SIOUX FALLS, S.D. (KELO) — The 2022 budget year has come to a close and South Dakota is finishing big.

According to Governor Kristi Noem’s office, the state had a surplus of $115.5 million for the 2022 fiscal year with the general fund revenue finishing $72.3 million, or 3.3%, higher than estimates. When it comes to the state’s largest revenue source, sales tax, South Dakota finished the year with $36.6 million over estimates, growing 12% from the previous fiscal year.

Governor Noem touted the numbers as a sign of South Dakota’s economy being the strongest in the country.

“We live within our means and operate government conservatively. Low regulation, low tax burden and business friendly policies are still the recipe for economic success,” Noem said.

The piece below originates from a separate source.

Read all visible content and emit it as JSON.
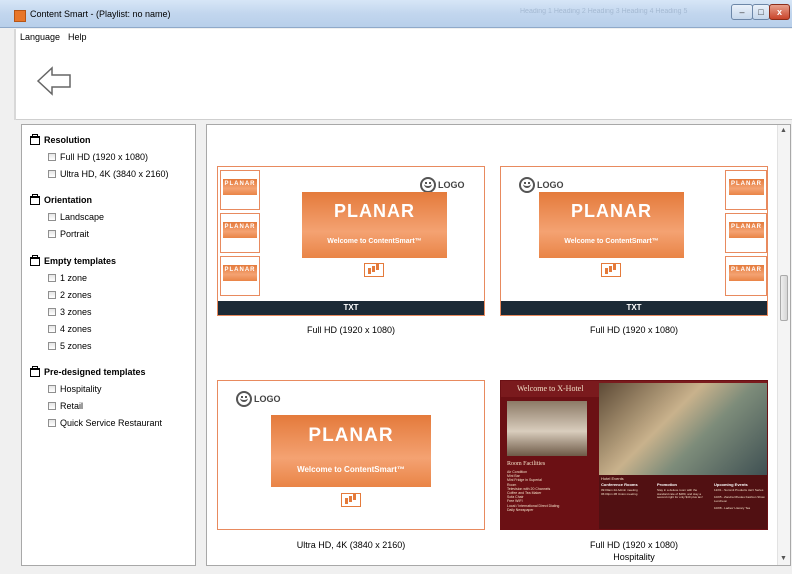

The 2022 surplus has been placed in the state’s budget reserves which now total $422.6 million, equal to 20.5% of the 2023 fiscal year general fund budget.

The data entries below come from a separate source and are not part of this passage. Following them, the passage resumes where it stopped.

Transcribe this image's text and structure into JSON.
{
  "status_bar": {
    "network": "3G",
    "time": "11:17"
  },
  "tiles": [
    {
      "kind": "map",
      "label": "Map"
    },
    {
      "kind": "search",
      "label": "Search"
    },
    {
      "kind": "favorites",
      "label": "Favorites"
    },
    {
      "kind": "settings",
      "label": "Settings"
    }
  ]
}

The 2021 fiscal year saw a large surplus as well, in part due to millions of dollars of federal coronavirus aid that was pumped into the state’s economy. Overall, South Dakota has received nearly $2 billion in federal coronavirus aid.

Last month, lawmakers were still waiting on approval from the U.S. Department of the Treasury for approval on several projects using federal COVID-19 money that had been signed into law during the 2022 legislative session.

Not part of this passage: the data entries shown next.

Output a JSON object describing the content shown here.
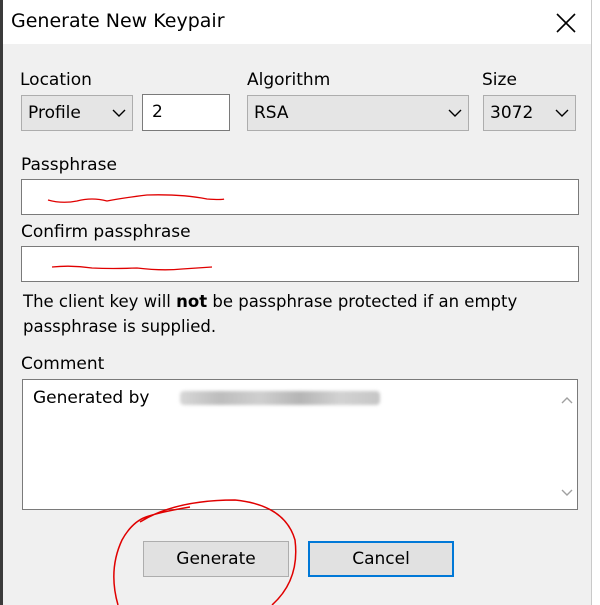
{
  "window": {
    "title": "Generate New Keypair"
  },
  "location": {
    "label": "Location",
    "selected": "Profile",
    "number": "2"
  },
  "algorithm": {
    "label": "Algorithm",
    "selected": "RSA"
  },
  "size": {
    "label": "Size",
    "selected": "3072"
  },
  "passphrase": {
    "label": "Passphrase"
  },
  "confirm": {
    "label": "Confirm passphrase"
  },
  "note": {
    "part1": "The client key will ",
    "bold": "not",
    "part2": " be passphrase protected if an empty passphrase is supplied."
  },
  "comment": {
    "label": "Comment",
    "value": "Generated by"
  },
  "buttons": {
    "generate": "Generate",
    "cancel": "Cancel"
  },
  "icons": {
    "close": "close-icon",
    "chevron": "chevron-down-icon",
    "scroll_up": "scroll-up-icon",
    "scroll_down": "scroll-down-icon"
  },
  "colors": {
    "accent": "#0078d7",
    "annotation": "#e00000",
    "dialog_bg": "#f0f0f0"
  }
}
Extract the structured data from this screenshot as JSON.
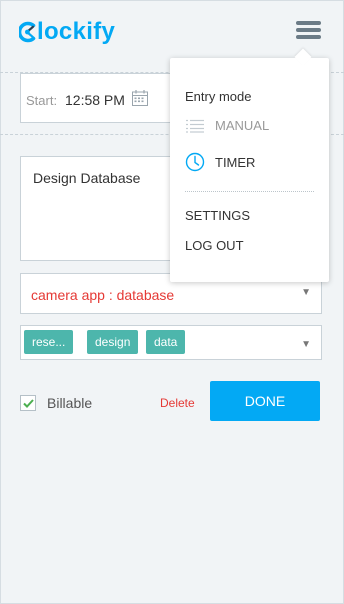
{
  "app": {
    "logo_text": "lockify",
    "brand_color": "#03a9f4"
  },
  "header": {
    "menu_icon": "hamburger-menu-icon"
  },
  "time_entry": {
    "start_label": "Start:",
    "start_time": "12:58 PM",
    "calendar_icon": "calendar-icon",
    "description": "Design Database",
    "project": "camera app : database",
    "project_color": "#e53935",
    "tags": [
      "rese...",
      "design",
      "data"
    ],
    "tag_color": "#4db6ac",
    "billable_label": "Billable",
    "billable_checked": true,
    "delete_label": "Delete",
    "done_label": "DONE"
  },
  "menu": {
    "entry_mode_title": "Entry mode",
    "manual_label": "MANUAL",
    "manual_icon": "list-icon",
    "timer_label": "TIMER",
    "timer_icon": "clock-icon",
    "settings_label": "SETTINGS",
    "logout_label": "LOG OUT"
  }
}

That included $5.75 million to upgrade medical facilities at the South Dakota Women’s Prison, $8 million for renovations and expansion of the West River nursing center on the Black Hills State University Rapid City campus, $29.5 million to demolish Brisco Hall and Lincoln Hall at Northern State University and construct a new Lincoln Hall, and $69.6 million to convert the State Health Laboratory in Pierre into a new Department of Health and public health lab.

The state general fund ended the year $43.2 million less than budgeted for the 2022 fiscal year.

South Dakota has finished the fiscal year with a budget surplus every year since 2012.

Despite the surplus and revenue numbers, Noem advised caution in light of a 40-year high in inflation right now, saying it was caused by the Biden administrations spending and regulation.

“However, we are prepared to weather any economic storm thanks to our structurally balanced budget, fully funded pension, and strong reserves,” Noem said.